Roma, 28 mag – La caduta dei Cinque Stelle alle europee più che una discussione interna al movimento sta generando una guerra caotica, un tutti contro tutti che la dice lunga sulla solidità di una compagine politica che forse per la prima volta si trova a fronteggiare una netta sconfitta elettorale. Le continue batoste rimediate alla comunali e alle regionali hanno semplicemente evidenziato l’inesistente presa territoriale del M5S, che non ha mai avuto una presenza capillare e una classe dirigente locale. Parliamo dunque di insuccessi relativi, che non pesano certo come la sconfitta rimediata domenica. Ecco allora che sembra iniziata una sorta di resa dei conti, con il vicepremier e leader del movimento Luigi Di Maio preso di mira.

Il primo scossone è arrivato stamani, con Primo Di Nicola che si è dimesso dalla carica di vicecapogruppo al Senato per “favorire una discussione democratica”. Poi è arrivato l’affondo di Roberta Lombardi, direttamente via Facebook: “Quando c’è una sconfitta gli errori si distribuiscono, le responsabilità si assumono – ha scritto sul social il capogruppo del M5S alla Regione Lazio – i cambiamenti si mettono in conto. La responsabilità in capo ad un solo uomo è deleteria per il MoVimento, ed è un concetto da prima repubblica. Usato e abusato da Renzi & Co. Il modello culturale di riferimento di M5S è la partecipazione. Grillo e Gian Roberto Casaleggio ci hanno insegnato a stare nel mezzo, ad ascoltare la forza dal basso delle scelte e delle idee di portavoce e attivisti”.

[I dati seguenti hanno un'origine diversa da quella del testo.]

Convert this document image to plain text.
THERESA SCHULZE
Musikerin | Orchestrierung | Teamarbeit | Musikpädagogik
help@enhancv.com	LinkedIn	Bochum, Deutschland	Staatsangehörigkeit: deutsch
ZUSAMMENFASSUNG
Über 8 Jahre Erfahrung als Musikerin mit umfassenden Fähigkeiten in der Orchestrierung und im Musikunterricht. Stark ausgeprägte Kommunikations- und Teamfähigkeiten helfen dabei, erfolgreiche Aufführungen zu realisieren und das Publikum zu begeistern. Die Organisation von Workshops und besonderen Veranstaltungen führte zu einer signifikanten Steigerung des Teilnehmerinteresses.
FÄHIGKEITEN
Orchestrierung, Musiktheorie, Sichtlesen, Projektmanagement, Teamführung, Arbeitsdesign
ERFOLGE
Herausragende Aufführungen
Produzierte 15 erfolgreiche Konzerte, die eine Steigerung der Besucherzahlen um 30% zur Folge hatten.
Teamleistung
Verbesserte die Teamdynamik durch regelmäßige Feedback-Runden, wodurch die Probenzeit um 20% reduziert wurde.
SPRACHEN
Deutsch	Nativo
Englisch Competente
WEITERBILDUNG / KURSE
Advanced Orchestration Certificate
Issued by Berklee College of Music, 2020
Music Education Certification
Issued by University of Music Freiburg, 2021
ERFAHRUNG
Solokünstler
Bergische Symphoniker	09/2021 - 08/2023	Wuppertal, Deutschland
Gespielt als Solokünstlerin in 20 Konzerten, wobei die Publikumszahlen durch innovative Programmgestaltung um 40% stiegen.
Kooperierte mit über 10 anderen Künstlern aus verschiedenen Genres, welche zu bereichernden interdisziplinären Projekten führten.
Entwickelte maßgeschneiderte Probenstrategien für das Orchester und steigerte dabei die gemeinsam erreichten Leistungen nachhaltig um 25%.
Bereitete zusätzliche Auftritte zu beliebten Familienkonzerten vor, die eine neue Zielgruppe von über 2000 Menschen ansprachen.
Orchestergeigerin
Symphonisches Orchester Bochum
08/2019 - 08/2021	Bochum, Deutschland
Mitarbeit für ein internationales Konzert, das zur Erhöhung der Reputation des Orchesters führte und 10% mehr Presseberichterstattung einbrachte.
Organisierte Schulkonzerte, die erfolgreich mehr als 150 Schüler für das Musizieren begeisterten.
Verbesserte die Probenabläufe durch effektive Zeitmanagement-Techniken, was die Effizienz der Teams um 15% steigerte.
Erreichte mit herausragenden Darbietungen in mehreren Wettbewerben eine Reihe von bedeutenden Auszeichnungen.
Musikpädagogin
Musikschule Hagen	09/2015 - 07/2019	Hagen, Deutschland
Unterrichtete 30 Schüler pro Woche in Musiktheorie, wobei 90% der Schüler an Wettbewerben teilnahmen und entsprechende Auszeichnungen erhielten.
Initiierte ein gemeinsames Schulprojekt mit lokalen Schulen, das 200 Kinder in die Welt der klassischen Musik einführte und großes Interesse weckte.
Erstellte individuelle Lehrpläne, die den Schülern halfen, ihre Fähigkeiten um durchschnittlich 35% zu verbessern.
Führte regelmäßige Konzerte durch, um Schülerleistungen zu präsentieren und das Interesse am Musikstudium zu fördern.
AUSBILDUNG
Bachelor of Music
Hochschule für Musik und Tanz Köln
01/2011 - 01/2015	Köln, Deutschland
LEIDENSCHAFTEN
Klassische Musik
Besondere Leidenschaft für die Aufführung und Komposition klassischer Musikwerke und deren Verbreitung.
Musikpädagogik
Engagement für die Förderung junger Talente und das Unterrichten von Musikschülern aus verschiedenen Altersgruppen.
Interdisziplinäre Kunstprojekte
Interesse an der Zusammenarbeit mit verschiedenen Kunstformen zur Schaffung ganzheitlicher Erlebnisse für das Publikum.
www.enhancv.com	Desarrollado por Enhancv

Di Maio messo in discussione

Avvisaglie di contestazione alla leadership di Luigi Di Maio, seguite dal pesante attacco della “ribelle” pentastellata, la senatrice Elena Fattori: “Il voto è stato un grande disastro di cui si deve assumere tutta la responsabilità Luigi Di Maio, visto che si è blindato con un regolamento che gli dà tutti i poteri”, ha detto in un’intervista rilasciata al Corriere della Sera. “In assemblea chiederò le sue dimissioni dai due ministeri. Non può fare tutto e male”, ha tuonato la senatrice.

Infine la stoccata del senatore Gianluigi Paragone, che ha chiesto di rivedere i quattro incarichi a Di Maio. “Che ci sia bisogno di una discontinuità è fuor di dubbio, che si debba esaurire nella decisione di Primo Di Nicola di dimettersi da vicepresidente del gruppo M5s al Senato credo di no, credo debba essere molto più sostanziosa: la generosità di Luigi di mettere insieme 3-4 incarichi in qualche modo deve essere rivista”, ha detto Paragone al Fatto Quotidiano. Secondo l’ex conduttore tv, il movimento “per ripartire ha bisogno di una leadership politica non dico h24 ma non siamo lontani. Dobbiamo passare dall’io al noi. L’io è stata una fuga in avanti anche importante in un certo momento ma deve essere un io con la minuscola”. Suona tutto come una sfiducia alle porte per Di Maio. In attesa dell’assemblea dei parlamentari grillini che si terrà domani, il clima in casa Cinque Stelle non è certo sereno.